幸まる様の作品『遠き鯨の国』を読みました。

このお話は、終わりのないもののように思いました。誰もが納得出来る答えなど出ないのでしょうね。

それでも争いのない世の中にしたければ、復讐心、激しい怒りや悲しみに耐えて、どうにかして互いの矛を収めるしかないのでしょうか?

どこかで終わらせなければならない。でも、納得出来る終わりなどないから中々終わらない。そうしている間に、新たな犠牲が出てしまうのでしょう。

でも、救いのない話ではないです。二人の王子が沈黙したのは、戦争を理解しているからでしょう。そう簡単には割りきれくても、どうにかして戦争という沼から這い出ようとしているように思えました。

心が疲れ果てているようでしたし、現状を憂いてもいる。だから何とかしたいけど、だけど、という葛藤。

描写については、やはり鯨の幻影が印象に残りますね。

怨みや悲しみを煮詰めたような彼等の現実との差によって、きらきらと輝く水しぶきの中を泳ぐ鯨の姿は余計に際立って見えます。

そして、美しい幻影が消えた後に残るのは現実に苦悩する人間の姿、苦知らずの国など夢のまた夢です。

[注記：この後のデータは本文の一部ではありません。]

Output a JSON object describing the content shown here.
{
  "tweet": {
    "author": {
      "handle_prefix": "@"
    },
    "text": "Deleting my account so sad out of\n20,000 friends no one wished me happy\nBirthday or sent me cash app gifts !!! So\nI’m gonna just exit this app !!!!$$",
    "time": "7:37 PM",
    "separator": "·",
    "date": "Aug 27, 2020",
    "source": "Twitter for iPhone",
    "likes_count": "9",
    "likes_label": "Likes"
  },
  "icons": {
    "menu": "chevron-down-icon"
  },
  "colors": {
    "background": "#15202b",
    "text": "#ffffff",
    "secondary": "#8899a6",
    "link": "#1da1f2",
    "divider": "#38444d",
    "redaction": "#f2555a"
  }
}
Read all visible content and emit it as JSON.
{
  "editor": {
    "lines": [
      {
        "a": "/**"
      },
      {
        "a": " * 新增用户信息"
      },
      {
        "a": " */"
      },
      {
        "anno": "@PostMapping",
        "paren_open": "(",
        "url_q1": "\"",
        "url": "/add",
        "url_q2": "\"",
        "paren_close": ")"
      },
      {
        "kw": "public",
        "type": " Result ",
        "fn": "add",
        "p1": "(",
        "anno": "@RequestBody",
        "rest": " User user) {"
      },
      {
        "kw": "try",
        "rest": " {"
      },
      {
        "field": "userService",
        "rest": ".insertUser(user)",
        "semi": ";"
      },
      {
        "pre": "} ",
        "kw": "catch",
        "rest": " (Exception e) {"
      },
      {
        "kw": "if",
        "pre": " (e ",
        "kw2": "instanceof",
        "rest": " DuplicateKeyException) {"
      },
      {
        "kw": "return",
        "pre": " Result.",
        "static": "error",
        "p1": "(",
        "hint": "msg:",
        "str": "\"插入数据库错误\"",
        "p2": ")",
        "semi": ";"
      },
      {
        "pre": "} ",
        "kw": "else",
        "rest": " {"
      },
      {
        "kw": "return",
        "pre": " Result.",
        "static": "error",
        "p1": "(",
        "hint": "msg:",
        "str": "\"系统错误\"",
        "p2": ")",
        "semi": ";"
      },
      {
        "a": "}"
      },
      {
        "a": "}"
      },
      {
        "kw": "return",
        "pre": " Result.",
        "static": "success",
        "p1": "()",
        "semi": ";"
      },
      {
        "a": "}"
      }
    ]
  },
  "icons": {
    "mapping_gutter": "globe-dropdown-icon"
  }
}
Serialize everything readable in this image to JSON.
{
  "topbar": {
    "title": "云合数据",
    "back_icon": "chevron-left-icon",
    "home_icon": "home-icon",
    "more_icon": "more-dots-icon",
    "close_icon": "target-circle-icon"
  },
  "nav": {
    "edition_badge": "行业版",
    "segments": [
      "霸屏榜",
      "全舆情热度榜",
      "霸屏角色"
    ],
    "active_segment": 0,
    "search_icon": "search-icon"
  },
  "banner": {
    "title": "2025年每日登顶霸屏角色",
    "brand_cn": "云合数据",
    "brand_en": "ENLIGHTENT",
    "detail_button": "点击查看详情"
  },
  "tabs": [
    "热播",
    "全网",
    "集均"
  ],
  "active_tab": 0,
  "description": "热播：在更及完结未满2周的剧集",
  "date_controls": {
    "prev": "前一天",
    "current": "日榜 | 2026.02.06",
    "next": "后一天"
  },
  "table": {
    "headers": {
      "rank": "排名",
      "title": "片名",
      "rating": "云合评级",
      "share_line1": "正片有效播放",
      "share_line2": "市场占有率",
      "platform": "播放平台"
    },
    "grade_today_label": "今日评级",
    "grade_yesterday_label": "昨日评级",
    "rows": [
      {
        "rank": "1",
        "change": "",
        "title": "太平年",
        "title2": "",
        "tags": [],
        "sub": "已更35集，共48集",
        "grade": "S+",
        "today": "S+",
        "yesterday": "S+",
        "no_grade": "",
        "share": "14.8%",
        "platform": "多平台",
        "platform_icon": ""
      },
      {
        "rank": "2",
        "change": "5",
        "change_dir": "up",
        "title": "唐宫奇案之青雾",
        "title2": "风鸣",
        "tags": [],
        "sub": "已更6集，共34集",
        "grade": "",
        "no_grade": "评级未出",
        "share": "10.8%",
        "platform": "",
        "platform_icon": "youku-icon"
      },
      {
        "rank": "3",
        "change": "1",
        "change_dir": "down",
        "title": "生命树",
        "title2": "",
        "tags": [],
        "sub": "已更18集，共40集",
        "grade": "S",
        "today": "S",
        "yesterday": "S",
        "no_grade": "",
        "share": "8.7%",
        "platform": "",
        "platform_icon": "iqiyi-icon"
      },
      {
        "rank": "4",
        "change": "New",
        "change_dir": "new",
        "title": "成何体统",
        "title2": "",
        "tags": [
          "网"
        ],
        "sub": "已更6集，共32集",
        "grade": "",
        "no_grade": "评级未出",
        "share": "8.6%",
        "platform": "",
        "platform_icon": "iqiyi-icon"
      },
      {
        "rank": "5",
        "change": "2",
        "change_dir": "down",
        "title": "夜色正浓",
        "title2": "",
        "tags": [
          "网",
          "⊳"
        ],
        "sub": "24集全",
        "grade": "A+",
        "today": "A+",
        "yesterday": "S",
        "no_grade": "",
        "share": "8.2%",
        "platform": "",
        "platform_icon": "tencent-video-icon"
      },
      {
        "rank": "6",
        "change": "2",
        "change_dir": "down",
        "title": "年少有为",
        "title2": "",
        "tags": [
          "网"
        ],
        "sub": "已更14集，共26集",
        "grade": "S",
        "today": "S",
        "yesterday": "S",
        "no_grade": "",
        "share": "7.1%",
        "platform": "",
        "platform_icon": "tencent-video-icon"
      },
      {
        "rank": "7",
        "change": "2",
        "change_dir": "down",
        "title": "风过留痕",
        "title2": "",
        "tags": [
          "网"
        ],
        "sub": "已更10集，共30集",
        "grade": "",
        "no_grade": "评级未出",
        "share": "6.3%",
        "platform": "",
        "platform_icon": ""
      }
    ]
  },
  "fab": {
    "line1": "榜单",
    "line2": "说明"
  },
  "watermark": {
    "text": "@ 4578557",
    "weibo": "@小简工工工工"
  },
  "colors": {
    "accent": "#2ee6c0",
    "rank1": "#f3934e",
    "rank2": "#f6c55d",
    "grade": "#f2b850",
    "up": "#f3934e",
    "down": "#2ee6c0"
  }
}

最後に関しては、希望は必ずあるというような、未来の希望を描いた終わり方ではなくて、いつか希望に繋がる答えを見つけようとする人間の姿を描いた終わり方のように私は感じました。

まとまりもなく、非常に長くなってしまったので、こちらの方に書きました。

2件のコメント

  • こんばんは。

    私の作品を読んで下さり、ありがとうございます。
    最近のニュースを見ていると、一人でぐるぐるしてしまいまして…(^_^;)
    争いは良くないと言うのは簡単ですが、実際自分の家族が…と想像すれば、同じことを言える自信もありません。二人の王子と共に、読まれた方が二国の先を考えてくれたら…と願い、物語を締めました。
    考えること、それが未来を変える初めの小さな一歩かと思います。

    本居様にもたくさん考えて頂けたようで、光栄です。丁寧な感想をありがとうございました。
  • 幸まる様、こんばんは。

    ぐるぐると考えてしまうと疲れるかも知れませんが、一人一人がそのように真剣に考えなければ、平和への道は開かれないと思います。きっと必要な事だと思います。

    『遠き鯨の国』を読んだのは丁度アミルカルの話を書いていた時で、内容に通じる所もあって私も色々と考えていました。その結果、感想がごちゃごちゃしてしまいました。

    人間が想像した事(車や飛行機など)は、それが実現不可能に思えても、長い時間を掛けて全て現実になっている。あらゆる問題を乗り越えて実現させる力が人間にはある。

    というような話を何かで聞いた事がありますが、平和を実現させるには一体どれだけの時間が掛かるのだろうかと思います。